The narrator is not wholly at ease with the stone wall that separates his property from his neighbor's. The wall constantly needs repair, which leads the narrator to conclude that "something there is that doesn't love a wall." The narrator understands that a wall would be useful if he or his neighbor were cattlegrazers, "but here there are no cows." The wall creates both a physical and emotional separation between the neighbors, and the narrator questions whether this is desirable:
Before I built a wall I'd ask to know What I was walling in or walling out, And to whom I was like to give offence.

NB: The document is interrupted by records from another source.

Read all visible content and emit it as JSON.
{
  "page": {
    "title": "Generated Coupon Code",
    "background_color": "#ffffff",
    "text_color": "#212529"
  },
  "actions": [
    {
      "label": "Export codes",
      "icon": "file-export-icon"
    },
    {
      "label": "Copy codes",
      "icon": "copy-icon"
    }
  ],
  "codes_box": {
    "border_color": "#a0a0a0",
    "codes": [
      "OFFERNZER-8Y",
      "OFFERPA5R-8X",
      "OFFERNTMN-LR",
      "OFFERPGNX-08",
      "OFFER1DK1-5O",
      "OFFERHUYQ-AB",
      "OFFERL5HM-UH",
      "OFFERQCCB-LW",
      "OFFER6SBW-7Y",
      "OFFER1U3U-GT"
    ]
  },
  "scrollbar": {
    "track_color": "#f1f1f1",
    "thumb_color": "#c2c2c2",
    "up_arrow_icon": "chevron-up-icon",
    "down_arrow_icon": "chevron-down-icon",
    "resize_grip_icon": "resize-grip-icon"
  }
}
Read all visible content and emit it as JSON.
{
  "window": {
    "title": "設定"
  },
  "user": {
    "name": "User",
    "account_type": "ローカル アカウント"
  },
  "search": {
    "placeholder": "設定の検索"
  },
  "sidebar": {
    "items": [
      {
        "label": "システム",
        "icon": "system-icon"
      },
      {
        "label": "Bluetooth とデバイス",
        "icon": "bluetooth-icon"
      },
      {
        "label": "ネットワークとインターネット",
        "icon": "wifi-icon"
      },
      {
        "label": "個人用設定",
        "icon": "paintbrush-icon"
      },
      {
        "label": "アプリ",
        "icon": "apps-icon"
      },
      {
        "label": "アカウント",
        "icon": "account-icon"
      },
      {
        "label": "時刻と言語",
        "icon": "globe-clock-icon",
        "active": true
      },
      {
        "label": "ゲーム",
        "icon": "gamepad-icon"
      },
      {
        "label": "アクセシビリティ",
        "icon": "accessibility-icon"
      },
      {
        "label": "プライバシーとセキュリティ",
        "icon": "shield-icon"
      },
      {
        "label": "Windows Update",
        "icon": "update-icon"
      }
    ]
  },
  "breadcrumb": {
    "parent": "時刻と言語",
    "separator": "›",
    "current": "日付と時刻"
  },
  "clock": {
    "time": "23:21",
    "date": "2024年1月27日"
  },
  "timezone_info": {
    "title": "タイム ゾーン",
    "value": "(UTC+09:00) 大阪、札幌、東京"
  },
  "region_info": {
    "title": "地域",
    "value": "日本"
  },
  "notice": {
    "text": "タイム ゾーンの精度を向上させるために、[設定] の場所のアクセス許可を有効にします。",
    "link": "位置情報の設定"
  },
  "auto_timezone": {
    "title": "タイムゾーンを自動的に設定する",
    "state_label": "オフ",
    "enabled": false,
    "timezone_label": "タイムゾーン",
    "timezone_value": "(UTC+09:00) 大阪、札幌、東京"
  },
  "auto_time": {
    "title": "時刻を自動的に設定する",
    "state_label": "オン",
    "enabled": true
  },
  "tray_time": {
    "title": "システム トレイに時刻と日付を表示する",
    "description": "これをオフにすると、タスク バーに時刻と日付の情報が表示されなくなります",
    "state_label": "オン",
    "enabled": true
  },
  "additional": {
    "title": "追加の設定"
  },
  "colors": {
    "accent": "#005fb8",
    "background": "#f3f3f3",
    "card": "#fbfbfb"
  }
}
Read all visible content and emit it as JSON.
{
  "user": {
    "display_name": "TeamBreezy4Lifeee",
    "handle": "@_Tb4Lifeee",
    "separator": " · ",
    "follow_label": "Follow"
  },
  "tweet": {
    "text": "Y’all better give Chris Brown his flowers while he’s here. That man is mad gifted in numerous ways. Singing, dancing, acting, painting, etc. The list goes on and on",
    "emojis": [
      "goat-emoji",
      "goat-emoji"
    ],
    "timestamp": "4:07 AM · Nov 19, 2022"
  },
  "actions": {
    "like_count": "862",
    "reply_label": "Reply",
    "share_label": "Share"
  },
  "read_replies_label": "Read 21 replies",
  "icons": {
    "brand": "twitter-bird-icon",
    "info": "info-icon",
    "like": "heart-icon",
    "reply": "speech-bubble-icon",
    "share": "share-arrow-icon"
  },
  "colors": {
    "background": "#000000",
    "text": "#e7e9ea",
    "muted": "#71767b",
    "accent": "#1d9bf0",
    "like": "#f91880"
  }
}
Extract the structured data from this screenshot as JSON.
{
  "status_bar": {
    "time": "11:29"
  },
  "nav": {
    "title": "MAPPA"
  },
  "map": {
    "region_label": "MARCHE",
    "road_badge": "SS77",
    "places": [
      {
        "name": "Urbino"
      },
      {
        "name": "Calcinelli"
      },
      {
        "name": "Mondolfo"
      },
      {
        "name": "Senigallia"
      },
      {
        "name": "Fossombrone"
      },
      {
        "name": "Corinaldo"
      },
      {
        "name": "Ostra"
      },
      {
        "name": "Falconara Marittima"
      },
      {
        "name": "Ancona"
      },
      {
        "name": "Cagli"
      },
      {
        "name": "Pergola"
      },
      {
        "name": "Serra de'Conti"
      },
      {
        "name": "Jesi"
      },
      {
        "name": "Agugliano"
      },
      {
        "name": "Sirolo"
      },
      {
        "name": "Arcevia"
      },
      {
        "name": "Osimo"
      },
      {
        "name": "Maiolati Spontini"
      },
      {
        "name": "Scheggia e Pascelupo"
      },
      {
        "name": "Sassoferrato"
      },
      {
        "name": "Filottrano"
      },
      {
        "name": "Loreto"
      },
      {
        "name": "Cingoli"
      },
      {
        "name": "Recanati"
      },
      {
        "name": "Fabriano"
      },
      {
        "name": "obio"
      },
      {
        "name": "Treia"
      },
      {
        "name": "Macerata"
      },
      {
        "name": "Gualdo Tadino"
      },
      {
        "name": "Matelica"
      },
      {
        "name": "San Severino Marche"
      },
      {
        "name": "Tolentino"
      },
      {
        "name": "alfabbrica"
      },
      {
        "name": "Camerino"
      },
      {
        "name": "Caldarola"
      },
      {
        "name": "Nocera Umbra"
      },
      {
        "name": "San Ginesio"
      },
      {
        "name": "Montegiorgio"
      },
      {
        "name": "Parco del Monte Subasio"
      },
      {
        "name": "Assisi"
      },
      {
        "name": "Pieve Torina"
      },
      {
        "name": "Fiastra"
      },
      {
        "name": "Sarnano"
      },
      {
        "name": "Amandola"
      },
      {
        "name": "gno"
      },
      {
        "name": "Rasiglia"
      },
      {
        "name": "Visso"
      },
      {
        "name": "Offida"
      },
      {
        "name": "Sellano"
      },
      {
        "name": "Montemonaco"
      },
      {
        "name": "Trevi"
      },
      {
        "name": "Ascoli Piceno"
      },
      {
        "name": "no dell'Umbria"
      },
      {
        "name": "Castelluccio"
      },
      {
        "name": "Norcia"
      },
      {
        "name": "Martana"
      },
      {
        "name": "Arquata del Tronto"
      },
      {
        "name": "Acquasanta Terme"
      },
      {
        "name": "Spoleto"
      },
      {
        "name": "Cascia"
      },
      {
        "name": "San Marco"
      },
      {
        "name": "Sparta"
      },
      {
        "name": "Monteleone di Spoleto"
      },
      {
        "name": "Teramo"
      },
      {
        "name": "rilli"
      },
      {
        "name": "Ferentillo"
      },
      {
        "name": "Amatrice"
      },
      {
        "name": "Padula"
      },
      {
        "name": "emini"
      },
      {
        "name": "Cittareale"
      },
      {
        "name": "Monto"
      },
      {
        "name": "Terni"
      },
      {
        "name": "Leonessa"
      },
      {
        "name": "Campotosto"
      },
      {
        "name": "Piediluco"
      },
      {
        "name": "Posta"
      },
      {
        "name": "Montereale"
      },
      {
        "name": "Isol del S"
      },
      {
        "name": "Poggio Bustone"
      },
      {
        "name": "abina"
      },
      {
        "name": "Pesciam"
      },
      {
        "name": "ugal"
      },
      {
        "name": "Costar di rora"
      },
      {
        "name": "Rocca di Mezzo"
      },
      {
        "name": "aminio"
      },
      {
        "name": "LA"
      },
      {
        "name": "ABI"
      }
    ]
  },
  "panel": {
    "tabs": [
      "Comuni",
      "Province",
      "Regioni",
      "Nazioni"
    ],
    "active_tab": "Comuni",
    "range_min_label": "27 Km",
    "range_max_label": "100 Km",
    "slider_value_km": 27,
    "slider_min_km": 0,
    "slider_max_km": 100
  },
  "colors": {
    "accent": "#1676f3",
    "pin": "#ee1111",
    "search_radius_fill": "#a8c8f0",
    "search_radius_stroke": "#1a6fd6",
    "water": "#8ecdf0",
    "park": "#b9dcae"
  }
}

The neighbor, on the other hand, is strongly in favor of the wall. He has inherited a saying from his father: "Good fences make good neighbors." Perhaps he means that people need to preserve boundaries between themselves.
The poem concludes with a repetition of the "Good fences make good neighbors" saying. This can be interpreted in two ways.
*Perhaps the narrator is mocking the neighbor's position. In fact, he prefaces it with the statement, "He will not go behind his father's saying," seeming to mean that the neighbor is stubbornly sticking to an idea that is not sensible.
*Perhaps, instead, the narrator is concluding that he agrees with the neighbor.
What do you think? Should people preserve a certain distance between each other? Or should they open up and share their emotions with each other?